Nina glared at her with contempt. “It’s too late for that. And it’s too late for you, too, Angel.”
She went straight to the shop, finding Karl alone for once. “You’ve got to help the Byatts,” she told him. “I know what you did to them, and you’ve got to do something to make it right.”
He looked amused. “And what exactly do you suggest?”
“Tell the police the stuff isn’t theirs—”
“You’re not suggesting I lay claim to several kilos of uncut heroin myself, are you? And why do you think the police would believe me, Angel? They have hard evidence in their hands connecting the Byatts to the drug sale—They’re not going to give that up for some pie-in-the-sky story.”
“Nina says you set them up.”
“Well, she would, wouldn’t she? She and Neil refuse to take responsibility for their own carelessness.”
She stared at him, furious, unconvinced. “What if I tell the police what you’ve done?”
“Assuming they were stupid enough to arrest me on hearsay, it still wouldn’t help the Byatts.” His finger touched her under the chin. “But if they did arrest me, then where would you be? Have you thought about that, Angel?”

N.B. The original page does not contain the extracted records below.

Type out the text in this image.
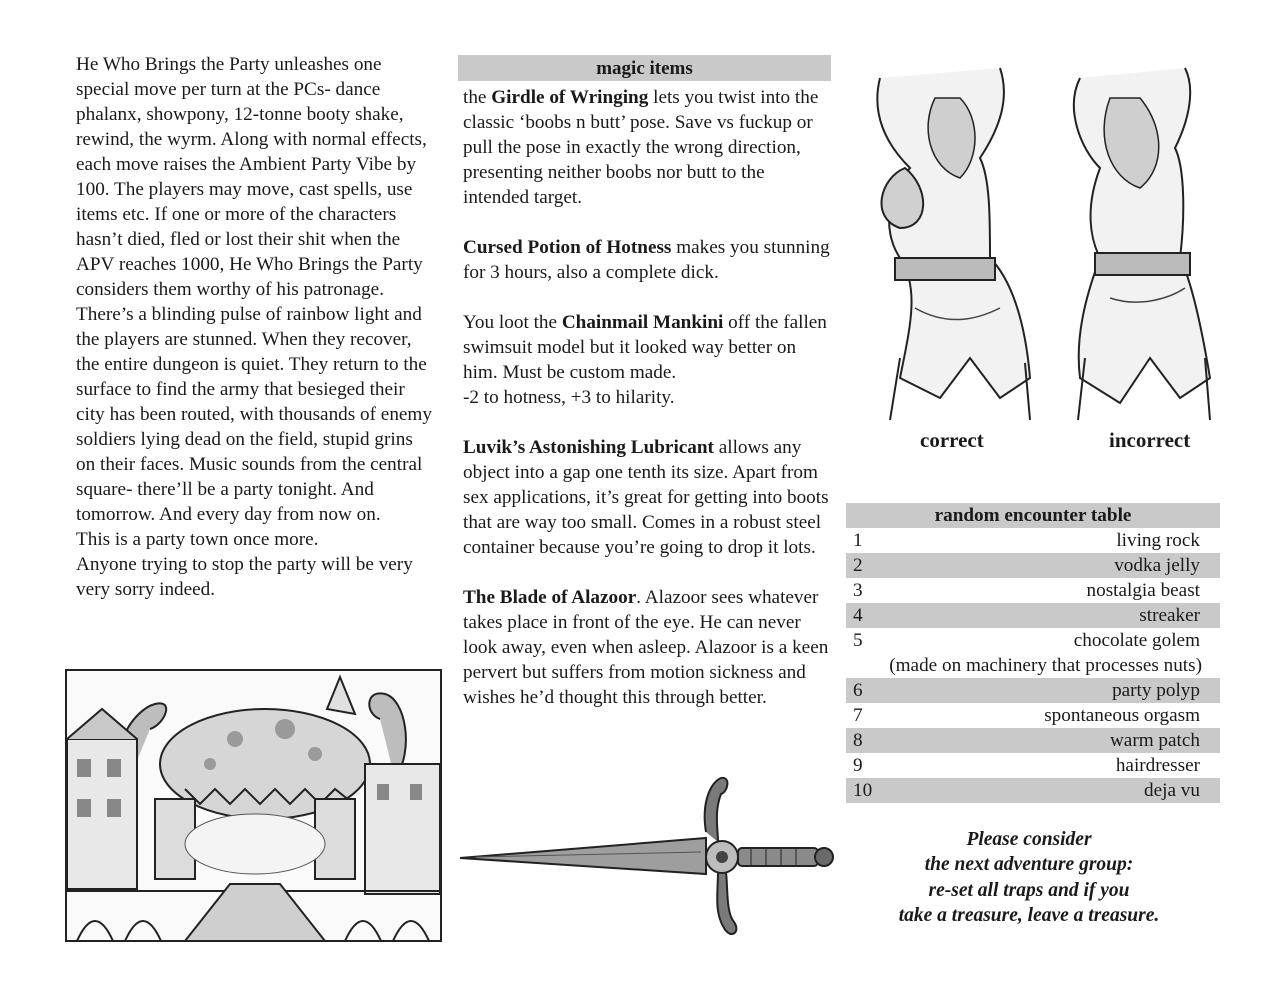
He Who Brings the Party unleashes one special move per turn at the PCs- dance phalanx, showpony, 12-tonne booty shake, rewind, the wyrm. Along with normal effects, each move raises the Ambient Party Vibe by 100. The players may move, cast spells, use items etc. If one or more of the characters hasn’t died, fled or lost their shit when the APV reaches 1000, He Who Brings the Party considers them worthy of his patronage. There’s a blinding pulse of rainbow light and the players are stunned. When they recover, the entire dungeon is quiet. They return to the surface to find the army that besieged their city has been routed, with thousands of enemy soldiers lying dead on the field, stupid grins on their faces. Music sounds from the central square- there’ll be a party tonight. And tomorrow. And every day from now on.

This is a party town once more.

Anyone trying to stop the party will be very very sorry indeed.

magic items
the Girdle of Wringing lets you twist into the classic ‘boobs n butt’ pose. Save vs fuckup or pull the pose in exactly the wrong direction, presenting neither boobs nor butt to the intended target.
Cursed Potion of Hotness makes you stunning for 3 hours, also a complete dick.
You loot the Chainmail Mankini off the fallen swimsuit model but it looked way better on him. Must be custom made.
-2 to hotness, +3 to hilarity.
Luvik’s Astonishing Lubricant allows any object into a gap one tenth its size. Apart from sex applications, it’s great for getting into boots that are way too small. Comes in a robust steel container because you’re going to drop it lots.
The Blade of Alazoor. Alazoor sees whatever takes place in front of the eye. He can never look away, even when asleep. Alazoor is a keen pervert but suffers from motion sickness and wishes he’d thought this through better.
correct	incorrect
random encounter table
1	living rock
2	vodka jelly
3	nostalgia beast
4	streaker
5	chocolate golem
(made on machinery that processes nuts)
6	party polyp
7	spontaneous orgasm
8	warm patch
9	hairdresser
10	deja vu
Please consider
the next adventure group:
re-set all traps and if you
take a treasure, leave a treasure.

In that instant she knew that all her protest had been a sham—she could do nothing for her friends. She hated Karl, but she hated herself even more
.
“What about their little boy?” she demanded. “What will happen to Evan?”

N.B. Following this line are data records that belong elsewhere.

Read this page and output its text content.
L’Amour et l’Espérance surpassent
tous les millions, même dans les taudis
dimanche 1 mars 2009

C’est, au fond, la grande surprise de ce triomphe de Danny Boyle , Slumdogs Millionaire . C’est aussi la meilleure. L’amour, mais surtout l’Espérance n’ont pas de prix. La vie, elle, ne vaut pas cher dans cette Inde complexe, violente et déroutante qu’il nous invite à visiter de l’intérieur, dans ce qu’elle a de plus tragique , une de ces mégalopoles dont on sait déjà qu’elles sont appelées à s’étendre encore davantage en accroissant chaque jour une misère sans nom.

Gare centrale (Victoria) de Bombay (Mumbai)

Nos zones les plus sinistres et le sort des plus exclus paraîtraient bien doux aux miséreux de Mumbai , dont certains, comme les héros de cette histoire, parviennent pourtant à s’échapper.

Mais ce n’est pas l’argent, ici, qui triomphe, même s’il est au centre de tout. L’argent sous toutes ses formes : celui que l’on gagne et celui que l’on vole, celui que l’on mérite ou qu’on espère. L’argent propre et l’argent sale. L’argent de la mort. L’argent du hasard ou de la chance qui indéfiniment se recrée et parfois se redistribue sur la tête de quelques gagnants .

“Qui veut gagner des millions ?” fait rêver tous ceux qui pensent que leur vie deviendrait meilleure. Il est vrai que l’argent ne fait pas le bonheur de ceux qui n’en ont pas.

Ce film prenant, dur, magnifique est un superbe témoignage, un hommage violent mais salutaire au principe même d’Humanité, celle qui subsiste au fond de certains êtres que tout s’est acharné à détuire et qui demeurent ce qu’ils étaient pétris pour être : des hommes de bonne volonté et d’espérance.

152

Karl shook his head, as if disappointed in her lack of understanding. “I really don’t think that’s any of my concern, do you?”
B
RYONY ROLLED OVER AND SQUINTED AT THE RED GLOW OF THE CLOCK
once more, then turned on her back with a sigh. Monday morning,
and New Year’s Eve to boot. But there was no point getting up until the central heating switched itself on at six, and she had a half-hour to go.

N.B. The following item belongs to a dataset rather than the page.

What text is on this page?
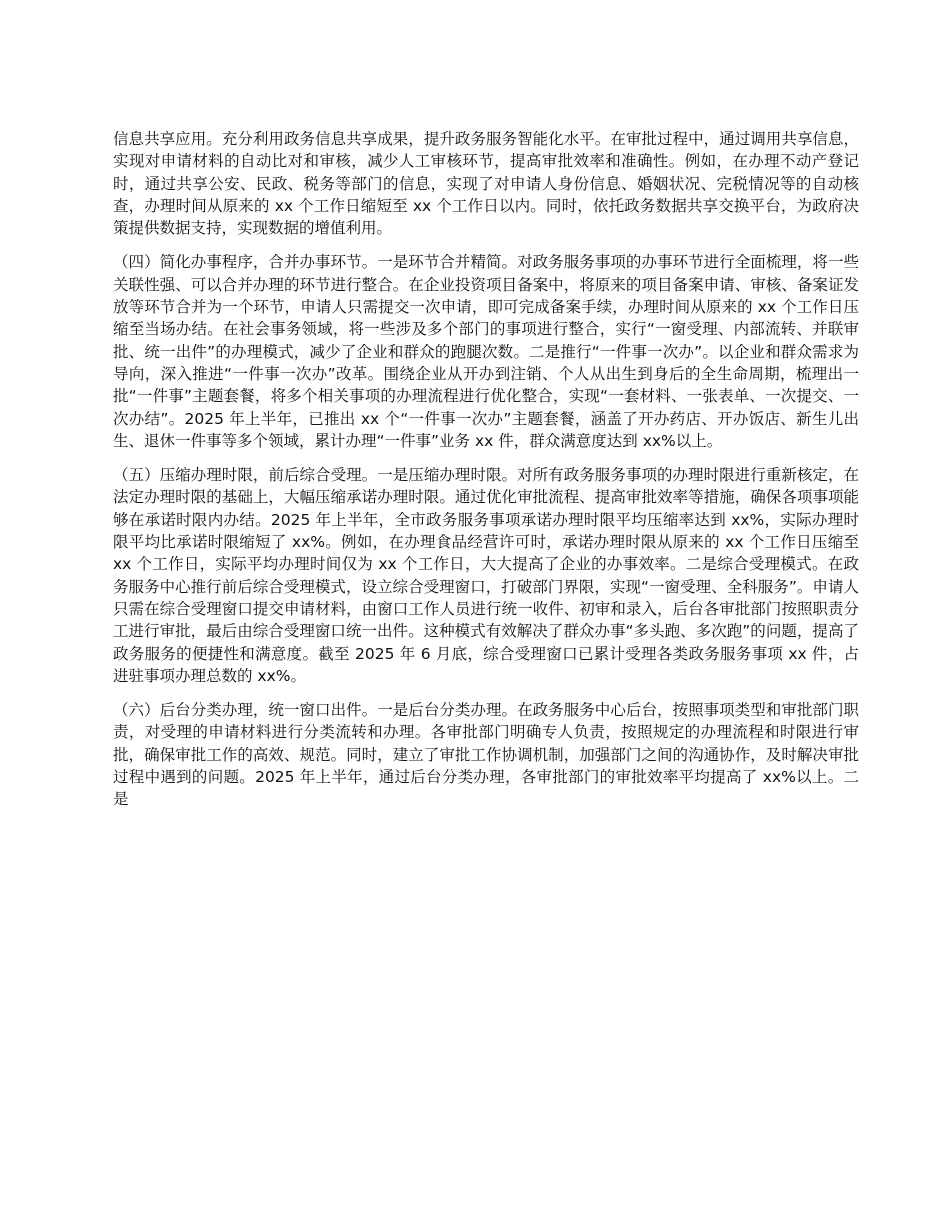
信息共享应用。充分利用政务信息共享成果，提升政务服务智能化水平。在审批过程中，通过调用共享信息，实现对申请材料的自动比对和审核，减少人工审核环节，提高审批效率和准确性。例如，在办理不动产登记时，通过共享公安、民政、税务等部门的信息，实现了对申请人身份信息、婚姻状况、完税情况等的自动核查，办理时间从原来的 xx 个工作日缩短至 xx 个工作日以内。同时，依托政务数据共享交换平台，为政府决策提供数据支持，实现数据的增值利用。

（四）简化办事程序，合并办事环节。一是环节合并精简。对政务服务事项的办事环节进行全面梳理，将一些关联性强、可以合并办理的环节进行整合。在企业投资项目备案中，将原来的项目备案申请、审核、备案证发放等环节合并为一个环节，申请人只需提交一次申请，即可完成备案手续，办理时间从原来的 xx 个工作日压缩至当场办结。在社会事务领域，将一些涉及多个部门的事项进行整合，实行“一窗受理、内部流转、并联审批、统一出件”的办理模式，减少了企业和群众的跑腿次数。二是推行“一件事一次办”。以企业和群众需求为导向，深入推进“一件事一次办”改革。围绕企业从开办到注销、个人从出生到身后的全生命周期，梳理出一批“一件事”主题套餐，将多个相关事项的办理流程进行优化整合，实现“一套材料、一张表单、一次提交、一次办结”。2025 年上半年，已推出 xx 个“一件事一次办”主题套餐，涵盖了开办药店、开办饭店、新生儿出生、退休一件事等多个领域，累计办理“一件事”业务 xx 件，群众满意度达到 xx%以上。

（五）压缩办理时限，前后综合受理。一是压缩办理时限。对所有政务服务事项的办理时限进行重新核定，在法定办理时限的基础上，大幅压缩承诺办理时限。通过优化审批流程、提高审批效率等措施，确保各项事项能够在承诺时限内办结。2025 年上半年，全市政务服务事项承诺办理时限平均压缩率达到 xx%，实际办理时限平均比承诺时限缩短了 xx%。例如，在办理食品经营许可时，承诺办理时限从原来的 xx 个工作日压缩至 xx 个工作日，实际平均办理时间仅为 xx 个工作日，大大提高了企业的办事效率。二是综合受理模式。在政务服务中心推行前后综合受理模式，设立综合受理窗口，打破部门界限，实现“一窗受理、全科服务”。申请人只需在综合受理窗口提交申请材料，由窗口工作人员进行统一收件、初审和录入，后台各审批部门按照职责分工进行审批，最后由综合受理窗口统一出件。这种模式有效解决了群众办事“多头跑、多次跑”的问题，提高了政务服务的便捷性和满意度。截至 2025 年 6 月底，综合受理窗口已累计受理各类政务服务事项 xx 件，占进驻事项办理总数的 xx%。

（六）后台分类办理，统一窗口出件。一是后台分类办理。在政务服务中心后台，按照事项类型和审批部门职责，对受理的申请材料进行分类流转和办理。各审批部门明确专人负责，按照规定的办理流程和时限进行审批，确保审批工作的高效、规范。同时，建立了审批工作协调机制，加强部门之间的沟通协作，及时解决审批过程中遇到的问题。2025 年上半年，通过后台分类办理，各审批部门的审批效率平均提高了 xx%以上。二是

Beside her, Duchess lay on her back as well, her paws twitching as she ran in some tantalizing doggy dream.
What had she come to, Bryony wondered, a woman approaching thirty whose only bed companion was a large and hairy dog?
That thought, however, led her to Marc, and that was a subject too distressing for the predawn hours. Much better to think about her brief career as a murder suspect, she told herself with an attempt at humor. Superintendent Kincaid’s smarmy, schoolboy sergeant had made her sound like a harpy as well as a killer—and what was even worse, she had felt inexplicably guilty. Now, even though her family had, of course, confirmed her story, she had to live with the memory of her furious, stammering humiliation as the policeman questioned her.
She knew Gavin had burned those sodding photos in the toilet, the bastard. Nor, she found, did she have any trouble believing that Gavin had been blackmailing—or attempting to blackmail—Dawn. But she could not bring herself to imagine that Gavin had killed Dawn—She couldn’t go on getting up and going in to work with him, if she did.